Monday 29 April 2013

GROWING UP

‘The Prodigal Son’  Luke15  vv11-32

It’s one of the characteristics of at least the longer parables that they draw from us different responses depending on our preoccupations at any particular time. They don’t have a simple ‘meaning’, despite what the gospel writers sometimes say. The parables originally had no titles, of course, and the titles they have been given over the centuries as an easy way of referring to them often imply a particular interpretation and so tend to shut us off from the power of a parable to take on different meanings for us as we return to it from time to time. Suppose The Good Samaritan story were called instead ‘Who is my Neighbour?’, or ‘The Prodigal Son’ were known as ‘The Wise Father’ or ‘The Elder Brother’: how differently we might then think of these stories. And we could equally appropriately call The Prodigal Son story simply ‘Growing up’, and be prompted by that title to find some unfamiliar points being made in the story.
                Many traditions look at life as a series of stages, to each of which there are age-appropriate ways of thinking and behaving. Hindu tradition for example suggests that a man’s life ideally consists of four stages, as student, householder, hermit and recluse, each with its own different importance.  Maybe our culture has been too much influenced by Shakespeare’s cynical Jacques speech on the seven ages of man, and as a result has tended to mock the characteristic behaviour of each age instead of seeing it as having its proper place in a man’s development. Certainly there has been a tendency to assume that a person’s age ought not to be taken into much account in deciding how we expect them to behave. Law has had an influence here: once past the age of criminal responsibility the explicit standard of behaviour is the same for everyone. Now of course there is a great deal to be said for the principle that everyone should be equal before the law, that your age should not affect how you are dealt with. But maybe Jesus’s story ‘Growing up’ offers us not so much an alternative as a supplementary way of thinking about these matters.
                It is of crucial importance here and elsewhere to notice that Jesus often does not condemn behaviour where our traditional approach would do so; he even has a story about an unscrupulous manager that seems to be a direct rebuke to our readiness to condemn edgy behaviours. It’s not that he never condemns behaviour: he clearly does, and it’s always instructive to see which ones they are. The younger son in ‘Growing up’ is nowhere condemned for asking for his share of the inheritance and going off and spending it – ‘wasting it’ if you prefer – on travel and fun. He took a risk and it turned out badly though not catastrophically – he wasn’t dead, after all – , and he discovered that facing up to what had happened was the necessary first step in getting back on track; that’s two important lessons about life that a young person has to learn in order to become a truly mature adult. Neither is the elder son condemned for taking a more cautious approach. Some people wouldn’t say ‘cautious’ here; they’d say ‘mature’, and they’d want to praise the elder brother’s ‘maturity’ in knuckling down to helping his father in the family business.
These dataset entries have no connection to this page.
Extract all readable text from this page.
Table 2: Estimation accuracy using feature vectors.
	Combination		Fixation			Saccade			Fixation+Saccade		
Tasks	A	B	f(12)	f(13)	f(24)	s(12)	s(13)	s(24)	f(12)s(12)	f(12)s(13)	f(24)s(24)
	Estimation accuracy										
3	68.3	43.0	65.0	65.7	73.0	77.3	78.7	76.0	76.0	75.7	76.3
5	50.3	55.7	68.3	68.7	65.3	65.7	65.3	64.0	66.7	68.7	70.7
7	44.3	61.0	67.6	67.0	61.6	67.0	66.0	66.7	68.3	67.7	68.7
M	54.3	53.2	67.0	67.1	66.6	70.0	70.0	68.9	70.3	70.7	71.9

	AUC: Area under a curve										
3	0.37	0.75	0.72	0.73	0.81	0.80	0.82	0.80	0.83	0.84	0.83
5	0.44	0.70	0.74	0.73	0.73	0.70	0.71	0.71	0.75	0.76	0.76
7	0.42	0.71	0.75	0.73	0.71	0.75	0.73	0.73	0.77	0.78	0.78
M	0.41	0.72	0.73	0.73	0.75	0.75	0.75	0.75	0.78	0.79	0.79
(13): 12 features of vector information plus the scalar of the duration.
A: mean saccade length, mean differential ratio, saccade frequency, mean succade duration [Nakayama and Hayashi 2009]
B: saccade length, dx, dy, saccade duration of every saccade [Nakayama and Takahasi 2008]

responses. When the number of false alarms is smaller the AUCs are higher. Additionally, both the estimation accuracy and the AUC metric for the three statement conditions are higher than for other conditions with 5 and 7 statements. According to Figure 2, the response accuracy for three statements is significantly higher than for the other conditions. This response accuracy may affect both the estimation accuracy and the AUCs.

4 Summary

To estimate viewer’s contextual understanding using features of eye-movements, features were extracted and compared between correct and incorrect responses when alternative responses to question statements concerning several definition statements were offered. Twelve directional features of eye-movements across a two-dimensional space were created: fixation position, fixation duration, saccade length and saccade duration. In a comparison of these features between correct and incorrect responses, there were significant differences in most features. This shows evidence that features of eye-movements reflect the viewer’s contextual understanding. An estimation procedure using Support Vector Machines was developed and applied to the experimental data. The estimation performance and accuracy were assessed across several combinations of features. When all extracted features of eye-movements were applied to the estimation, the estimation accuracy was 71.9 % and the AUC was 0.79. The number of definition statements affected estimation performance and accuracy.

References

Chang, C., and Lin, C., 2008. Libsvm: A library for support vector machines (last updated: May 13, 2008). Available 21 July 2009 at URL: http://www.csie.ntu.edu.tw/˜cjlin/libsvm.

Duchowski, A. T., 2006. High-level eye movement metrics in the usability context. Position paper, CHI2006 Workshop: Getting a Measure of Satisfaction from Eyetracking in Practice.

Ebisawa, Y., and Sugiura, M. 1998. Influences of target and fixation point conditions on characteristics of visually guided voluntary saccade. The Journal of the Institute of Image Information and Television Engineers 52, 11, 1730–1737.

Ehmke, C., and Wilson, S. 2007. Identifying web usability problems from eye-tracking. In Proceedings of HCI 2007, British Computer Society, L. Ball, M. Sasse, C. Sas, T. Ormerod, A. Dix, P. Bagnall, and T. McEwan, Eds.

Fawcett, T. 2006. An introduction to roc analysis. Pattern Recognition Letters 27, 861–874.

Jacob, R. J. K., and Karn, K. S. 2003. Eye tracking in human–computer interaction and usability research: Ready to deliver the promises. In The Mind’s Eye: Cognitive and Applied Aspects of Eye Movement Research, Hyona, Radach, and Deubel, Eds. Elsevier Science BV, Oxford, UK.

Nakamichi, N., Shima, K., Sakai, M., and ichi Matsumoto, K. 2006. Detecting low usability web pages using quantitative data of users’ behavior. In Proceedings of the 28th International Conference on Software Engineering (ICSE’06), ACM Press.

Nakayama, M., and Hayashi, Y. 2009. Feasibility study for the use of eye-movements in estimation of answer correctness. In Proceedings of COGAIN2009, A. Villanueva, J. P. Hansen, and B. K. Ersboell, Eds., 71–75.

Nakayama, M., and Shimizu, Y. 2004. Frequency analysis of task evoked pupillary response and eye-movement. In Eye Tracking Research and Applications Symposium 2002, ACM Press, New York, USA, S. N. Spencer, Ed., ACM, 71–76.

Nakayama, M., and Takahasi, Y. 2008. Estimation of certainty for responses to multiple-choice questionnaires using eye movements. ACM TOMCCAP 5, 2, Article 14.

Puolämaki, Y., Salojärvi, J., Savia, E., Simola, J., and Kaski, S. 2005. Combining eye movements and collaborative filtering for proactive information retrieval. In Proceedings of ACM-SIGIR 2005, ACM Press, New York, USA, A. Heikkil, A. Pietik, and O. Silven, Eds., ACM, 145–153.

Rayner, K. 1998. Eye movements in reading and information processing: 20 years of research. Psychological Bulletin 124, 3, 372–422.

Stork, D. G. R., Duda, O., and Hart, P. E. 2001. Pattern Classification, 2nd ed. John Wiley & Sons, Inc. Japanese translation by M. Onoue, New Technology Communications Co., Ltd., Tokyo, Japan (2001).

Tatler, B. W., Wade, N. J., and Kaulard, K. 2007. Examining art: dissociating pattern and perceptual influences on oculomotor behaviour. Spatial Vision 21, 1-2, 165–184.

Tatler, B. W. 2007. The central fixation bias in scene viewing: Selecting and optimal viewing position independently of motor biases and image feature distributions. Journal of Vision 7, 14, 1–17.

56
But the story makes it clear that where that more cautious, superficially mature, approach has left him is not a happy place to be; he seems to lack sympathy and human warmth. So maybe the story offers a warning about the dangers of premature ‘maturity’ – which is not to say that Jesus thought that what the elder brother had done in his youth was necessarily wrong, only that it had its own characteristic dangers that needed to be guarded against in some way.
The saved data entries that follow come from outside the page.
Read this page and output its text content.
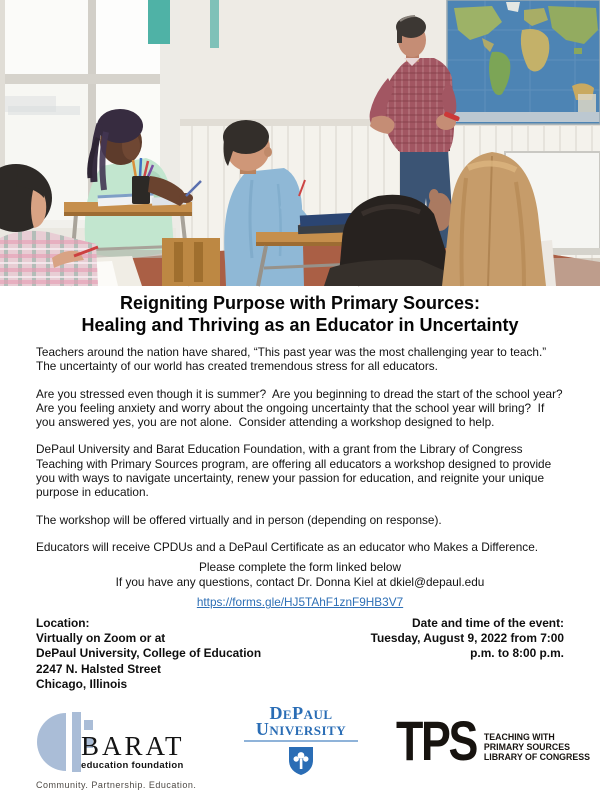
Reigniting Purpose with Primary Sources:
Healing and Thriving as an Educator in Uncertainty

Teachers around the nation have shared, “This past year was the most challenging year to teach.”  The uncertainty of our world has created tremendous stress for all educators.

Are you stressed even though it is summer?  Are you beginning to dread the start of the school year?  Are you feeling anxiety and worry about the ongoing uncertainty that the school year will bring?  If you answered yes, you are not alone.  Consider attending a workshop designed to help.

DePaul University and Barat Education Foundation, with a grant from the Library of Congress Teaching with Primary Sources program, are offering all educators a workshop designed to provide you with ways to navigate uncertainty, renew your passion for education, and reignite your unique purpose in education.

The workshop will be offered virtually and in person (depending on response).

Educators will receive CPDUs and a DePaul Certificate as an educator who Makes a Difference.

Please complete the form linked below
If you have any questions, contact Dr. Donna Kiel at dkiel@depaul.edu
https://forms.gle/HJ5TAhF1znF9HB3V7
Location:
Virtually on Zoom or at
DePaul University, College of Education
2247 N. Halsted Street
Chicago, Illinois
Date and time of the event:
Tuesday, August 9, 2022 from 7:00
p.m. to 8:00 p.m.
BARAT
education foundation
Community. Partnership. Education.
DePaul
University TPS TEACHING WITH
PRIMARY SOURCES
LIBRARY OF CONGRESS
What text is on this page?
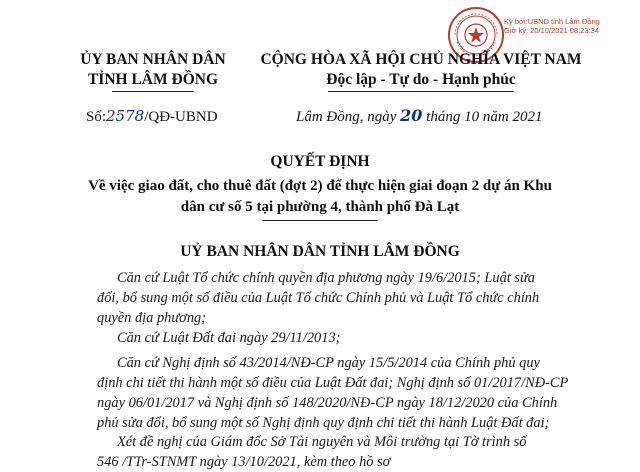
Ký bởi:UBND tỉnh Lâm Đồng
Giờ ký: 20/10/2021 08:23:34
ỦY BAN NHÂN DÂN
TỈNH LÂM ĐỒNG
Số:2578/QĐ-UBND
CỘNG HÒA XÃ HỘI CHỦ NGHĨA VIỆT NAM
Độc lập - Tự do - Hạnh phúc
Lâm Đồng, ngày 20 tháng 10 năm 2021
QUYẾT ĐỊNH
Về việc giao đất, cho thuê đất (đợt 2) để thực hiện giai đoạn 2 dự án Khu
dân cư số 5 tại phường 4, thành phố Đà Lạt
UỶ BAN NHÂN DÂN TỈNH LÂM ĐỒNG
Căn cứ Luật Tổ chức chính quyền địa phương ngày 19/6/2015; Luật sửa
đổi, bổ sung một số điều của Luật Tổ chức Chính phủ và Luật Tổ chức chính
quyền địa phương;
Căn cứ Luật Đất đai ngày 29/11/2013;
Căn cứ Nghị định số 43/2014/NĐ-CP ngày 15/5/2014 của Chính phủ quy
định chi tiết thi hành một số điều của Luật Đất đai; Nghị định số 01/2017/NĐ-CP
ngày 06/01/2017 và Nghị định số 148/2020/NĐ-CP ngày 18/12/2020 của Chính
phủ sửa đổi, bổ sung một số Nghị định quy định chi tiết thi hành Luật Đất đai;
Xét đề nghị của Giám đốc Sở Tài nguyên và Môi trường tại Tờ trình số
546 /TTr-STNMT ngày 13/10/2021, kèm theo hồ sơ
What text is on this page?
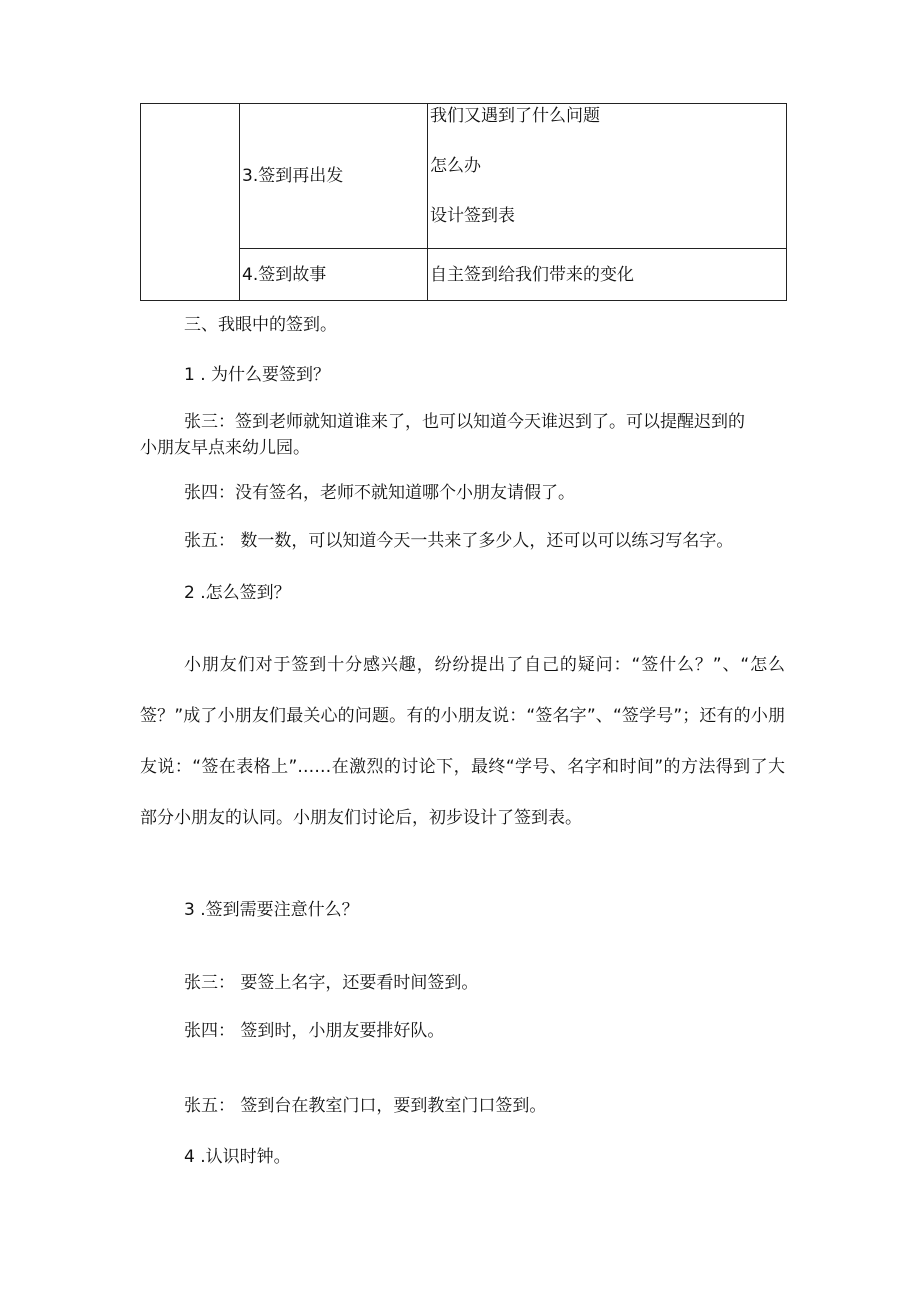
	3.签到再出发	我们又遇到了什么问题
怎么办
设计签到表

	4.签到故事	自主签到给我们带来的变化
三、我眼中的签到。
1 . 为什么要签到？
张三：签到老师就知道谁来了，也可以知道今天谁迟到了。可以提醒迟到的
小朋友早点来幼儿园。
张四：没有签名，老师不就知道哪个小朋友请假了。
张五： 数一数，可以知道今天一共来了多少人，还可以可以练习写名字。
2 .怎么签到？
小朋友们对于签到十分感兴趣，纷纷提出了自己的疑问：“签什么？”、“怎么签？”成了小朋友们最关心的问题。有的小朋友说：“签名字”、“签学号”；还有的小朋友说：“签在表格上”……在激烈的讨论下，最终“学号、名字和时间”的方法得到了大部分小朋友的认同。小朋友们讨论后，初步设计了签到表。
3 .签到需要注意什么？
张三： 要签上名字，还要看时间签到。
张四： 签到时，小朋友要排好队。
张五： 签到台在教室门口，要到教室门口签到。
4 .认识时钟。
                Even though, in context, it’s not how Jesus used it, his ‘Who is my Neighbour?’ story is often used as a challenge to people: which of the three unhurt travellers do you think you’d rather be, or ought to be? If we use the same approach with the ‘Growing up’ story, I wonder whether, given this choice between extremes, we’d rather a young person we care about were rather more like the younger or the elder brother. I personally don’t have much doubt that I’d rather they should veer towards the younger brother’s end of the spectrum, which is to say that I’d prefer them to be a bit wild and do a few things that would be foolish or daring or at least inappropriate were I or their other elders to do them; I certainly wouldn’t want to think of them as spending an adolescence that aped an unearned, fake maturity and left them a self-righteous prig like the elder brother in the story. I think this story, and indeed some of his other sayings, suggest that Jesus would have had the same preference as me.
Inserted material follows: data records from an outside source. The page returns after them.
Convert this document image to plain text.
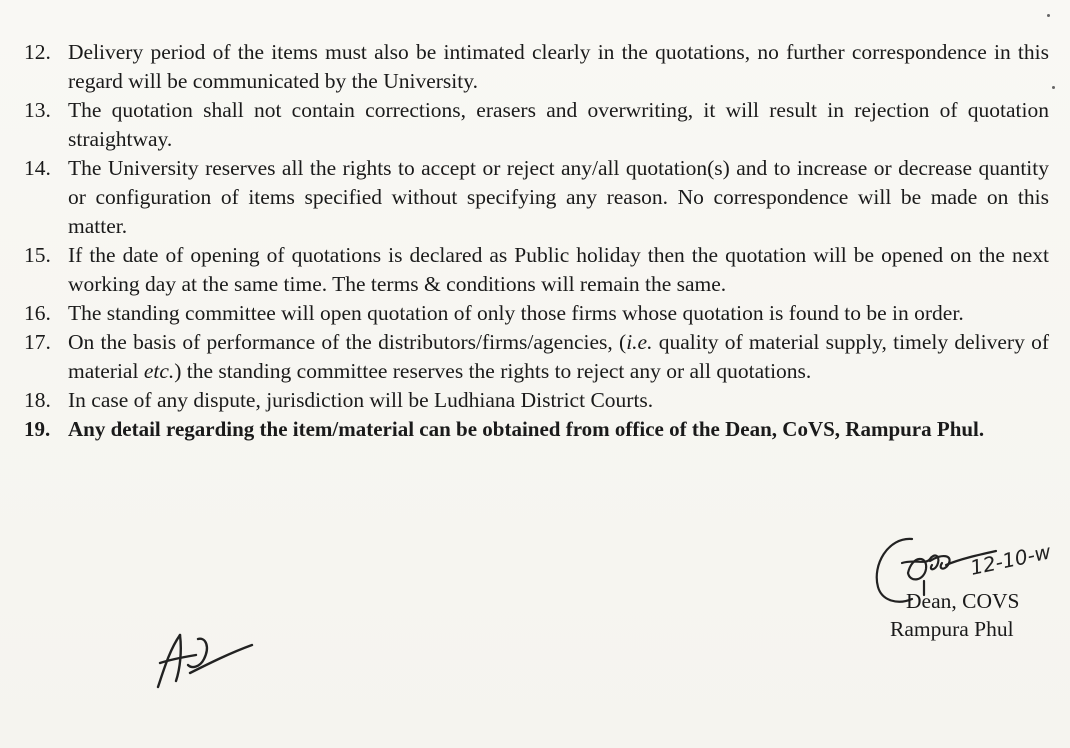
12. Delivery period of the items must also be intimated clearly in the quotations, no further correspondence in this regard will be communicated by the University.
13. The quotation shall not contain corrections, erasers and overwriting, it will result in rejection of quotation straightway.
14. The University reserves all the rights to accept or reject any/all quotation(s) and to increase or decrease quantity or configuration of items specified without specifying any reason. No correspondence will be made on this matter.
15. If the date of opening of quotations is declared as Public holiday then the quotation will be opened on the next working day at the same time. The terms & conditions will remain the same.
16. The standing committee will open quotation of only those firms whose quotation is found to be in order.
17. On the basis of performance of the distributors/firms/agencies, (i.e. quality of material supply, timely delivery of material etc.) the standing committee reserves the rights to reject any or all quotations.
18. In case of any dispute, jurisdiction will be Ludhiana District Courts.
19. Any detail regarding the item/material can be obtained from office of the Dean, CoVS, Rampura Phul.
12-10-w
Dean, COVS
Rampura Phul
AJ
But of course the younger son’s hard-won but genuine maturation is made possible by his father; it was he who funded what we might think of as a kind of wild gap year and welcomed his older and wiser son home when it went pear-shaped. Since you’re reading this, it’s probably more likely that you’re in the position of the father in the story than in that of one of his sons. If so, you won’t need me to spell out what seems to be the clear implication of the story for you, nor will you need me to say much about the courage and faith that the wise father needed to behave as he did. It is horribly difficult to watch someone you care about go off on a path that seems fraught with every kind of risk, against your advice, against what you see as common sense, against social conventions. But then, it can also be pretty horrible – not least for the adult the child becomes – to discover that a lively, adventurous, promising child has allowed advice, common sense and social convention to turn him or her into a version of the prodigal son’s elder brother.